[vaɡô fymër] (gr. n. SNCF.)
Les années surannées furent souvent nimbées d’un brouillard volontaire, peut-être hérité de l’esthétique sfumato de Léonard de Vinci, peut-être dicté par de plus prosaïques pratiques tabagiques, les chercheurs cherchent encore.
Autant il semble iconoclaste à un moderne que la consommation de tabac puisse s’effectuer à la table d’un restaurant, dans un avion ou dans un train, autant le suranné pourra raconter l’existence de ces pratiques en son temps, celles-ci allant même jusqu’à déterminer l’existence d’un wagon fumeurs dans le train ! Oui…
Le wagon fumeurs est, comme son nom l’indique, un wagon dans lequel le fumeur peut fumer. Et il ne va pas se gêner pour le faire.
Doublement caractérisé par son odeur mêlant tabac froid et cigarette en combustion, le wagon fumeurs est une zone d’arrogance supérieure pour l’amateur de Gitanes qui soufflera avec délectation ses volutes au visage du pantois ayant oublié de préciser non-fumeur à la réservation.
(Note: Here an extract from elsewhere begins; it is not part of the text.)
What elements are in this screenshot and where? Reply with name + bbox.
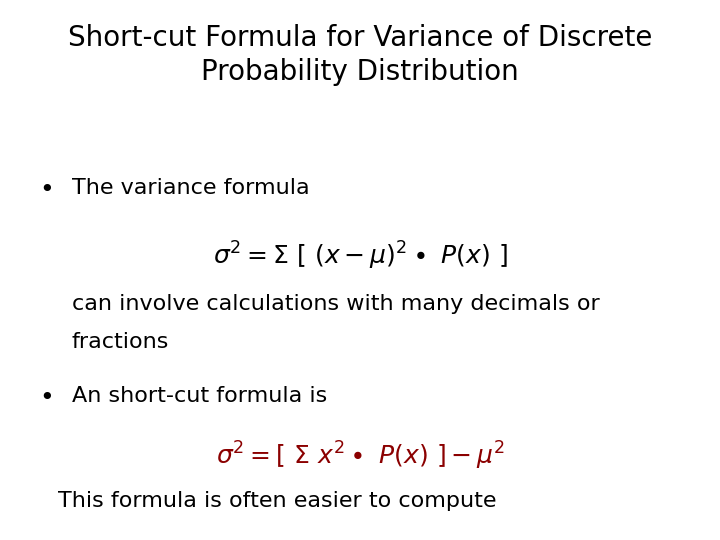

Car l’on trouvera des importuns dans le wagon fumeurs : des non-fumeurs, voire des anti-fumeurs, qui n’auront cesse de se plaindre d’avoir atterri ici, faute de place en non-fumeurs comme l’on précise alors.
Il faut dire qu’un Paris-Marseille avec Le Mistral c’est un peu plus de sept heures de voyage, soit près d’un paquet de Goldos pour le passager lambda du wagon fumeurs ! C’est long, très long pour le non-fumeur-étourdi-qui-n’avait-qu’à-réserver-en-non-fumeurs.
Paradoxalement, l’ultra moderne et grande vitesse qui déboule en septembre 1981 sous l’appellation TGV, n’envoie pas le wagon fumeurs à la casse. La durée d’un Paris-Lyon tombe cependant à deux ou trois clopes consumées, ce qui est un premier pas vers une politique de santé publique qui aboutira dix ans plus tard à la fameuse loi Evin qui elle, poussera le wagon fumeurs sur une voie de garage.
La mise à disposition générale du téléphone portable et des conversations à voix haute sur l’heure-d’arrivée-et-tu-mettras-bien-ton-écharpe-et-oui-mes-hémorroïdes-ça-va-mieux¹ remplaceront Boyard et ses consœurs côté nuisances. De quoi, parfois, faire regretter le wagon fumeurs.